И какой же из цивилизованных народов посмеет осудить поступки, совершаемые во имя разума и морали? Представьте себе, как изумляется тот же голландец: «Именно евреи, которые должны были бы первыми приветствовать новый мировой порядок, оказываются его противниками – они строят свое крошечное государство, с целым миром вступая в конфликт. Да как же они посмели? Разве не следует им во имя разума и добра пойти на жертвы, на какие согласен я? Неужели они настолько испорчены, что не помнят о гибели своих предков в Освенциме? Все позабыли, ибо их соблазнило и изуродовало то самое зло, которым были прежде одурманены наши немецкие соседи. Они перебежали на сторону Освенцима».
Не случайно Израиль и его солдат сравнивают постоянно с нацистами. Это не просто привычный навет, произвольно используемый ради риторического эффекта. В Европе, да и повсюду, где распространяется новая концепция, сравнение с нацизмом, сколь бы ни было оно абсурдным и отвратительным, столь же естественно и неизбежно, как грязь после дождя.
Думаю, в этом заключается ответ на вопрос: Как случилось, что на самом фундаментальном уровне факты роли не играют? Как можно, даже в тех случаях, когда Израиль бесспорно прав, с каждым годом все сильнее и эффективнее клеймить его позором и изводить клеветническими кампаниями? Как получается, что ненависть к Израилю усиливается, невзирая на уничтожение буферной зоны в Ливане и отступление из сектора Газы? Ответ один: Даже если эта ненависть была в какой-то момент связана с какими-то фактами, общемировое возмущение спровоцировано не ими. Оно порождено быстрым распространением новой концепции, в которой абсолютно незаконным оказывается и Израиль как таковой, и самозащита с применением силы. Коль скоро вы придерживаетесь мнения, что Израиль по сути своей является одним из вариантов нацизма, никакие «улучшения» в его политике или пропаганде на вас особого впечатления не произведут. Как Освенцим ни улучшай – Освенцимом он и останется.

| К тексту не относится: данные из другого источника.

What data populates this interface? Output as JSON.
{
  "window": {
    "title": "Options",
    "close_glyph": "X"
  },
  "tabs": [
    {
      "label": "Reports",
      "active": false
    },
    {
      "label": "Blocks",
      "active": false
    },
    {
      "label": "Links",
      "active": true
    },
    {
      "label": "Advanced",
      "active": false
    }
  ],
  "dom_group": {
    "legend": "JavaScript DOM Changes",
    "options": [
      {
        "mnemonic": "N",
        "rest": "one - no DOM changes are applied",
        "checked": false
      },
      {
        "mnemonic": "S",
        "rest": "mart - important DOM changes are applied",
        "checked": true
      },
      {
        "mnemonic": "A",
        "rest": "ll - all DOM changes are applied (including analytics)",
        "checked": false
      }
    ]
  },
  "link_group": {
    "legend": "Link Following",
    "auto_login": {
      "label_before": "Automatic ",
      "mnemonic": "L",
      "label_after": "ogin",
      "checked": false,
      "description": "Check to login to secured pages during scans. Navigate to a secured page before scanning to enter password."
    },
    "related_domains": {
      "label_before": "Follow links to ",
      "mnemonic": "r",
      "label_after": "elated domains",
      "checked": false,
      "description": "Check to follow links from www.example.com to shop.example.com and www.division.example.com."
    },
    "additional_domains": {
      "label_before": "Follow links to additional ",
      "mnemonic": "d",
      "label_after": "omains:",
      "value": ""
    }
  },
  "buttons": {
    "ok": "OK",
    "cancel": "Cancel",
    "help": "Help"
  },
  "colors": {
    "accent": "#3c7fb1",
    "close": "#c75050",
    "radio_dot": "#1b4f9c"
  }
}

Если это на самом деле так, если сравнение Израиля с самым ненавистным политическим движением в истории Европы неизбежно вытекает из быстро распространяющейся новой концепции международной политики, разве не должны сторонники этой концепции прийти к выводу, что Израиль не имеет права на существование и должен быть уничтожен? Мой ответ: только к такому выводу, естественно, они и придут. Если права на существование в качестве независимых государств не имеют ни Франция, ни Германия, не тем ли паче не имеет его Израиль? И если никто не прольет ни единой слезы, когда уйдут в небытие Соединенное Королевство или Нидерланды, почему к Израилю следует относиться иначе? Напротив, в то время как евреи и их друзья продолжают со страхом говорить об «уничтожении Израиля», приверженцам различных направлений новой концепции такая формулировка вовсе не внушает страха, некоторые уже позволяют себе открыто высказываться о возможных политических шагах к прекращению существования еврейского государства[4].

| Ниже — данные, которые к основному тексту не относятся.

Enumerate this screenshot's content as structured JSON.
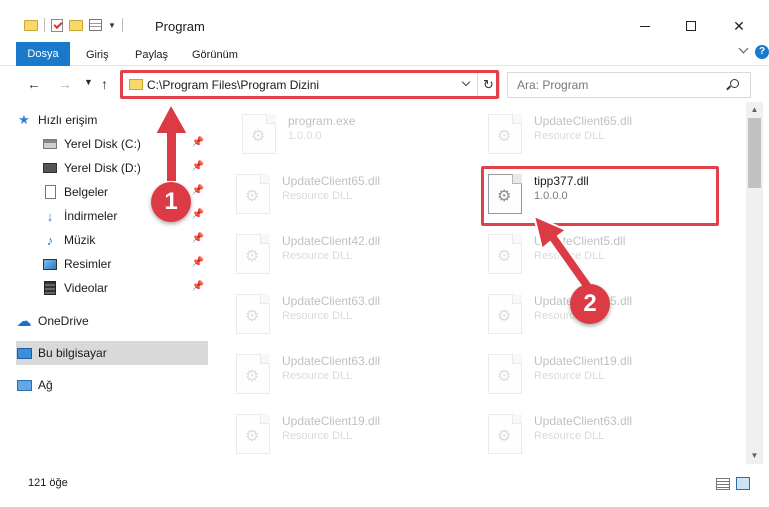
{
  "window": {
    "title": "Program",
    "minimize_label": "",
    "maximize_label": "",
    "close_label": "✕"
  },
  "ribbon": {
    "tabs": [
      "Dosya",
      "Giriş",
      "Paylaş",
      "Görünüm"
    ],
    "help_label": "?"
  },
  "navigation": {
    "address_path": "C:\\Program Files\\Program Dizini",
    "search_placeholder": "Ara: Program",
    "refresh_label": "↻"
  },
  "sidebar": {
    "quick_access": "Hızlı erişim",
    "pinned": [
      {
        "label": "Yerel Disk (C:)",
        "icon": "drive-icon"
      },
      {
        "label": "Yerel Disk (D:)",
        "icon": "drive-icon"
      },
      {
        "label": "Belgeler",
        "icon": "documents-icon"
      },
      {
        "label": "İndirmeler",
        "icon": "downloads-icon"
      },
      {
        "label": "Müzik",
        "icon": "music-icon"
      },
      {
        "label": "Resimler",
        "icon": "pictures-icon"
      },
      {
        "label": "Videolar",
        "icon": "videos-icon"
      }
    ],
    "onedrive": "OneDrive",
    "this_pc": "Bu bilgisayar",
    "network": "Ağ"
  },
  "files": [
    {
      "name": "program.exe",
      "sub": "1.0.0.0",
      "faded": true
    },
    {
      "name": "UpdateClient65.dll",
      "sub": "Resource DLL",
      "faded": true
    },
    {
      "name": "UpdateClient65.dll",
      "sub": "Resource DLL",
      "faded": true
    },
    {
      "name": "tipp377.dll",
      "sub": "1.0.0.0",
      "faded": false
    },
    {
      "name": "UpdateClient42.dll",
      "sub": "Resource DLL",
      "faded": true
    },
    {
      "name": "UpdateClient5.dll",
      "sub": "Resource DLL",
      "faded": true
    },
    {
      "name": "UpdateClient63.dll",
      "sub": "Resource DLL",
      "faded": true
    },
    {
      "name": "UpdateClient65.dll",
      "sub": "Resource DLL",
      "faded": true
    },
    {
      "name": "UpdateClient63.dll",
      "sub": "Resource DLL",
      "faded": true
    },
    {
      "name": "UpdateClient65.dll",
      "sub": "Resource DLL",
      "faded": true
    },
    {
      "name": "UpdateClient65.dll",
      "sub": "Resource DLL",
      "faded": true
    },
    {
      "name": "UpdateClient19.dll",
      "sub": "Resource DLL",
      "faded": true
    },
    {
      "name": "UpdateClient19.dll",
      "sub": "Resource DLL",
      "faded": true
    },
    {
      "name": "UpdateClient63.dll",
      "sub": "Resource DLL",
      "faded": true
    }
  ],
  "status": {
    "item_count": "121 öğe"
  },
  "annotations": {
    "step1": "1",
    "step2": "2",
    "color": "#e0414a"
  }
}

Но тут возникает вопрос: Если усиливающаяся враждебность к Израилю в значительной степени объясняется падением авторитета независимого государства как такового, то почему столько самых непримиримых критиков Израиля поддерживают создание государства палестинских арабов? Почему даже и не пытаются критиковать применение силы другими национальными государствами, такими как Северная Корея, Иран, Турция, арабские режимы и множество других стран Третьего мира? Ведь многие из них действуют куда более агрессивно, чем Израиль, иной раз совершают вовсе неслыханные злодеяния. Если идея национального государства теряет престиж, откуда, по меньшей мере, пассивная поддержка претензий таких режимов на самоопределение?
И на этот вопрос мы найдем ответ в трудах основателя новой концепции. Вспомним, что для Канта история человечества есть путь прогресса от варварства к окончательной победе разума и морали, что для него равнозначно созданию мирового правительства. Сперва люди отказываются от своей эгоистической беззаконной свободы, сплачиваясь в национальное государство; потом сами эти государства должны от своей эгоистической, беззаконной свободы отказаться, подчиняясь единой всемирной власти. В отличие от Маркса, Кант не утверждает, что такой переход неизбежен, но только такое историческое развитие он готов признать легитимным, разумным и нравственным, ибо любой другой взгляд на историю «побуждает нас… с отвращением отводить глаза».
Однако не все народы продвигаются от варварства к разуму с одинаковой скоростью. Кант скорее полагает, что существуют различные этапы, которые разные народы проходят в разное время. В работе Idee zu einer allgemeinen Geschichte in weltburgerlicher Absicht (1784) он разъясняет, что на стадии возникновения правового национального государства народы переходят от варварства к цивилизации. Но цивилизация – это еще не нравственная зрелость, последняя есть совершенно новый этап истории человечества. Эта высшая ступень может быть достигнута лишь под властью международного правительства, где «даже самое малое государство сможет надеяться на обеспечение своих прав и безопасности не собственной силой или собственным правовым суждением, но единственно властью великого союза народов (Foedus Amphictyonum), решением, принятым согласно всеобщей воле».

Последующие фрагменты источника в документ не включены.